The Super Bowl halftime show has never been just about football. It’s a reflection of who America thinks it is — and who it’s trying to be. But this week, that mirror cracked again when a petition surfaced demanding that Bad Bunny be replaced by country legend George Strait for the 2026 show.
The petition claims the halftime performance should “unite our country, honor American culture, and remain family-friendly,” arguing that Bad Bunny “represents none of these values.” It goes on to slam the Puerto Rican megastar’s gender-fluid fashion and history of drag performance — the kind of coded language that always pretends to be about “family” but often reeks of something else.

More than 35,000 people have already signed the call to swap Bunny for Strait, 73, the cowboy crooner who hasn’t exactly been a mainstay of mainstream pop for decades. It’s nostalgia dressed up as morality — a demand for comfort, tradition, and a past that never really existed.

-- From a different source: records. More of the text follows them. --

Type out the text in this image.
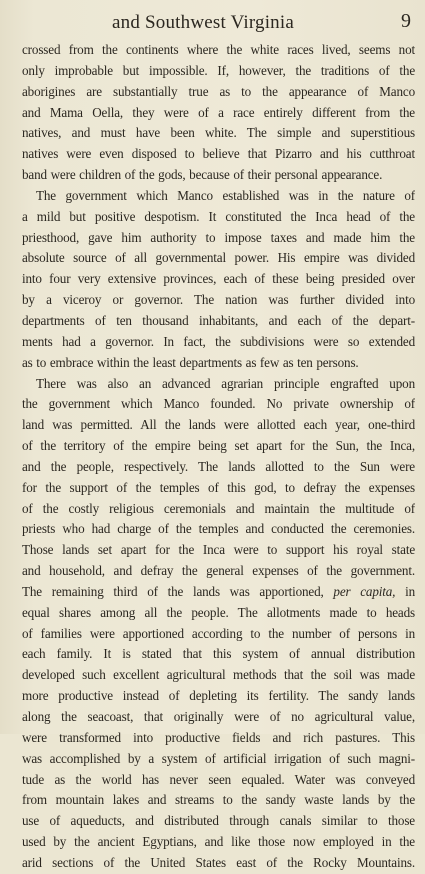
and Southwest Virginia	9
crossed from the continents where the white races lived, seems not
only improbable but impossible. If, however, the traditions of the
aborigines are substantially true as to the appearance of Manco
and Mama Oella, they were of a race entirely different from the
natives, and must have been white. The simple and superstitious
natives were even disposed to believe that Pizarro and his cutthroat
band were children of the gods, because of their personal appearance.
The government which Manco established was in the nature of
a mild but positive despotism. It constituted the Inca head of the
priesthood, gave him authority to impose taxes and made him the
absolute source of all governmental power. His empire was divided
into four very extensive provinces, each of these being presided over
by a viceroy or governor. The nation was further divided into
departments of ten thousand inhabitants, and each of the depart-
ments had a governor. In fact, the subdivisions were so extended
as to embrace within the least departments as few as ten persons.
There was also an advanced agrarian principle engrafted upon
the government which Manco founded. No private ownership of
land was permitted. All the lands were allotted each year, one-third
of the territory of the empire being set apart for the Sun, the Inca,
and the people, respectively. The lands allotted to the Sun were
for the support of the temples of this god, to defray the expenses
of the costly religious ceremonials and maintain the multitude of
priests who had charge of the temples and conducted the ceremonies.
Those lands set apart for the Inca were to support his royal state
and household, and defray the general expenses of the government.
The remaining third of the lands was apportioned, per capita, in
equal shares among all the people. The allotments made to heads
of families were apportioned according to the number of persons in
each family. It is stated that this system of annual distribution
developed such excellent agricultural methods that the soil was made
more productive instead of depleting its fertility. The sandy lands
along the seacoast, that originally were of no agricultural value,
were transformed into productive fields and rich pastures. This
was accomplished by a system of artificial irrigation of such magni-
tude as the world has never seen equaled. Water was conveyed
from mountain lakes and streams to the sandy waste lands by the
use of aqueducts, and distributed through canals similar to those
used by the ancient Egyptians, and like those now employed in the
arid sections of the United States east of the Rocky Mountains.
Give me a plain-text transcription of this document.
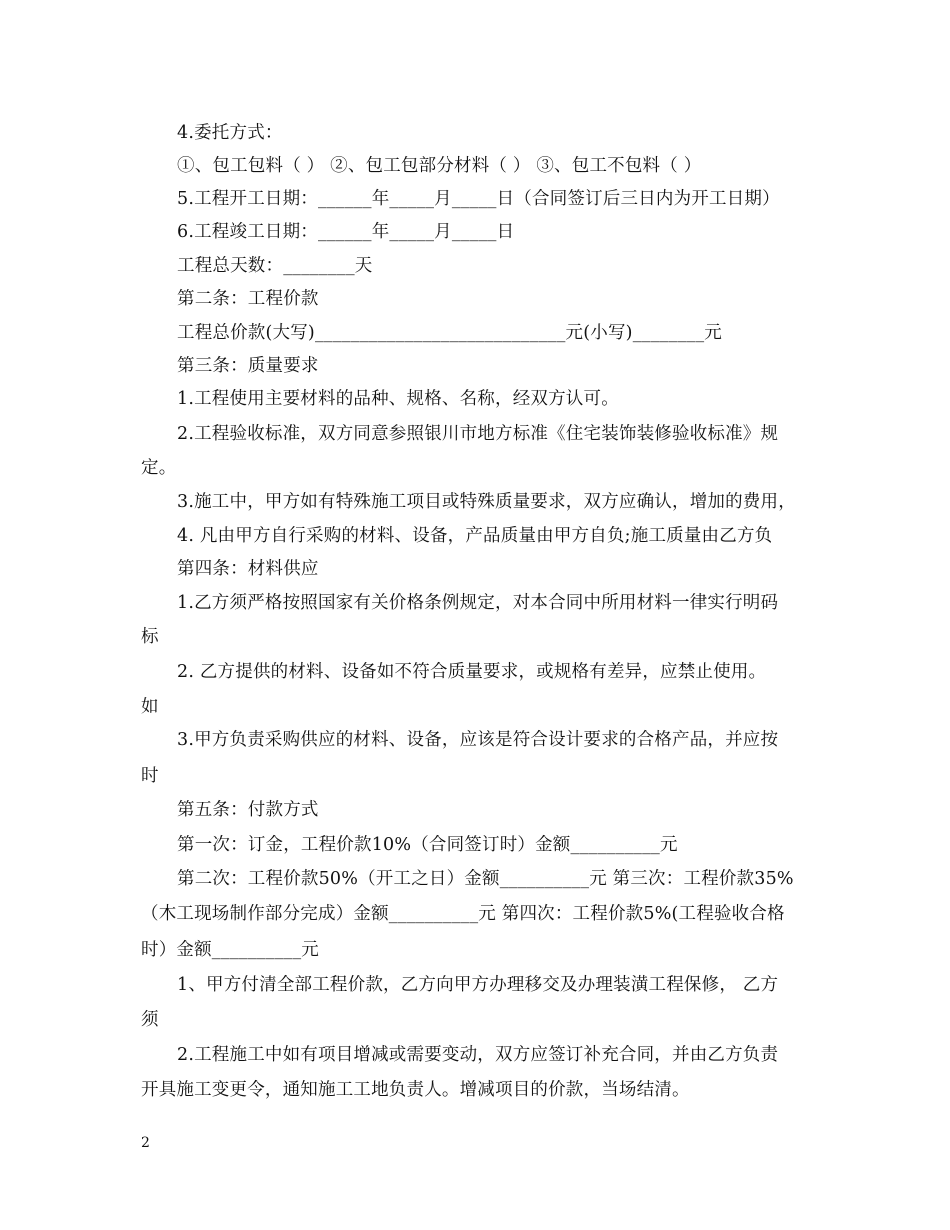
4.委托方式：
①、包工包料（ ） ②、包工包部分材料（ ） ③、包工不包料（ ）
5.工程开工日期：______年_____月_____日（合同签订后三日内为开工日期）
6.工程竣工日期：______年_____月_____日
工程总天数：________天
第二条：工程价款
工程总价款(大写)____________________________元(小写)________元
第三条：质量要求
1.工程使用主要材料的品种、规格、名称，经双方认可。
2.工程验收标准，双方同意参照银川市地方标准《住宅装饰装修验收标准》规
定。
3.施工中，甲方如有特殊施工项目或特殊质量要求，双方应确认，增加的费用，
4. 凡由甲方自行采购的材料、设备，产品质量由甲方自负;施工质量由乙方负
第四条：材料供应
1.乙方须严格按照国家有关价格条例规定，对本合同中所用材料一律实行明码
标
2. 乙方提供的材料、设备如不符合质量要求，或规格有差异，应禁止使用。
如
3.甲方负责采购供应的材料、设备，应该是符合设计要求的合格产品，并应按
时
第五条：付款方式
第一次：订金，工程价款10%（合同签订时）金额__________元
第二次：工程价款50%（开工之日）金额__________元 第三次：工程价款35%
（木工现场制作部分完成）金额__________元 第四次：工程价款5%(工程验收合格
时）金额__________元
1、甲方付清全部工程价款，乙方向甲方办理移交及办理装潢工程保修， 乙方
须
2.工程施工中如有项目增减或需要变动，双方应签订补充合同，并由乙方负责
开具施工变更令，通知施工工地负责人。增减项目的价款，当场结清。
2
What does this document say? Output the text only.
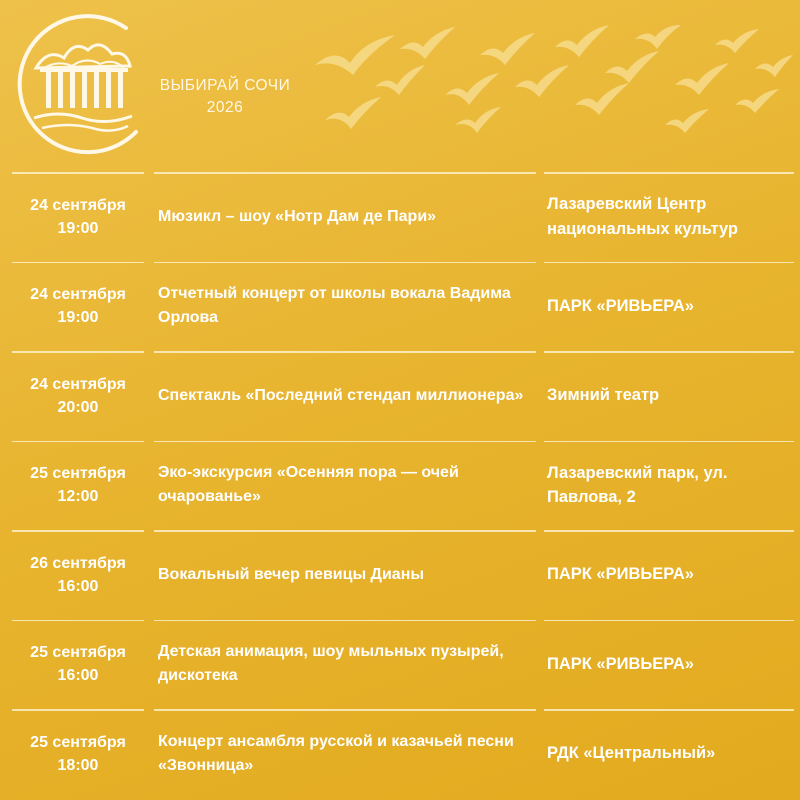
ВЫБИРАЙ СОЧИ
2026
24 сентября
19:00
Мюзикл – шоу «Нотр Дам де Пари»
Лазаревский Центр национальных культур
24 сентября
19:00
Отчетный концерт от школы вокала Вадима Орлова
ПАРК «РИВЬЕРА»
24 сентября
20:00
Спектакль «Последний стендап миллионера»	Зимний театр
25 сентября
12:00
Эко-экскурсия «Осенняя пора — очей очарованье»
Лазаревский парк, ул. Павлова, 2
26 сентября
16:00
Вокальный вечер певицы Дианы	ПАРК «РИВЬЕРА»
25 сентября
16:00
Детская анимация, шоу мыльных пузырей, дискотека
ПАРК «РИВЬЕРА»
25 сентября
18:00
Концерт ансамбля русской и казачьей песни «Звонница»
РДК «Центральный»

But here’s the truth: Bad Bunny’s brand of chaos is American culture now — loud, diverse, unapologetically hybrid. The kind of show women will happily watch with their men because it’s sexy, kinetic, and alive. It’s the sound of the present, not a sepia photograph of the past.

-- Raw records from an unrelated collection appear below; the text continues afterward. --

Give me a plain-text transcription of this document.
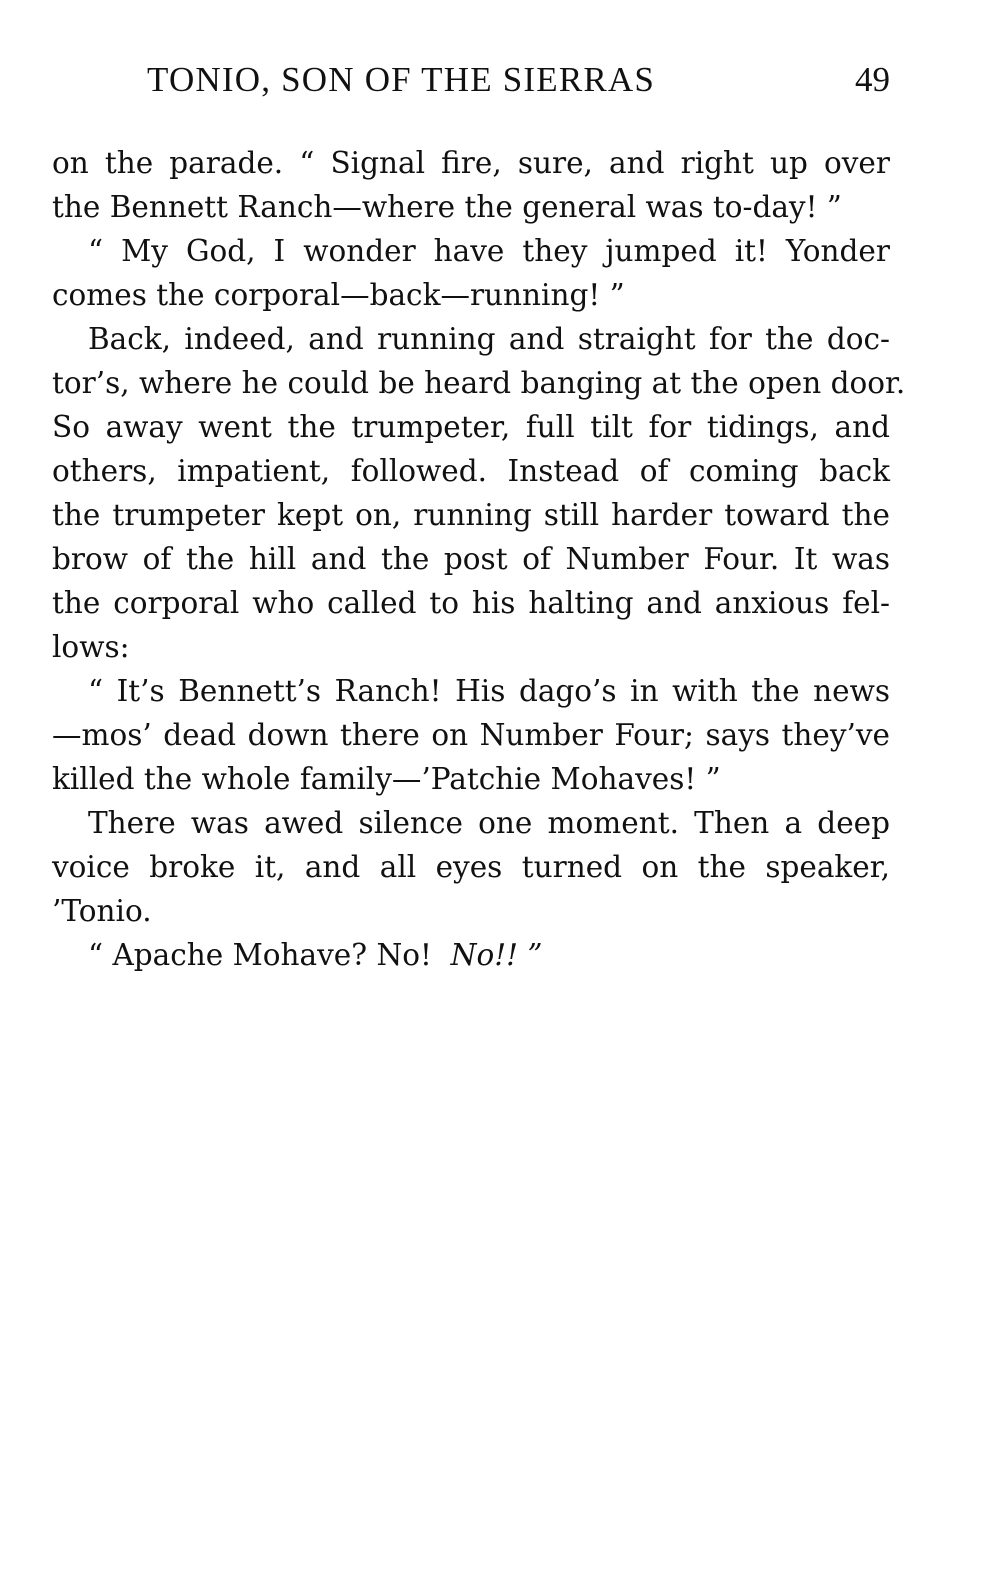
TONIO, SON OF THE SIERRAS	49
on the parade. “ Signal fire, sure, and right up over
the Bennett Ranch—where the general was to-day! ”
“ My God, I wonder have they jumped it! Yonder
comes the corporal—back—running! ”
Back, indeed, and running and straight for the doc-
tor’s, where he could be heard banging at the open door.
So away went the trumpeter, full tilt for tidings, and
others, impatient, followed. Instead of coming back
the trumpeter kept on, running still harder toward the
brow of the hill and the post of Number Four. It was
the corporal who called to his halting and anxious fel-
lows:
“ It’s Bennett’s Ranch! His dago’s in with the news
—mos’ dead down there on Number Four; says they’ve
killed the whole family—’Patchie Mohaves! ”
There was awed silence one moment. Then a deep
voice broke it, and all eyes turned on the speaker,
’Tonio.
“ Apache Mohave? No! No!! ”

And history backs that up. Think of Beyoncé’s politically charged spectacle in 2016, Lady Gaga’s high-wire patriotism the following year, Jay-Z’s fingerprints all over the modern reinvention of the show itself, Rihanna’s return to the stage while pregnant, or Shakira and Jennifer Lopez bringing Latin fire to the world’s biggest audience. Each performance pushed the boundaries of who gets to stand on that stage — and what “American music” really means.
The decision may sit with Jay-Z, Roc Nation, and the NFL, but the message is already clear: the halftime show has always been a reflection of its era. The question now is whether 2026 will look forward — or retreat into the safety of the past.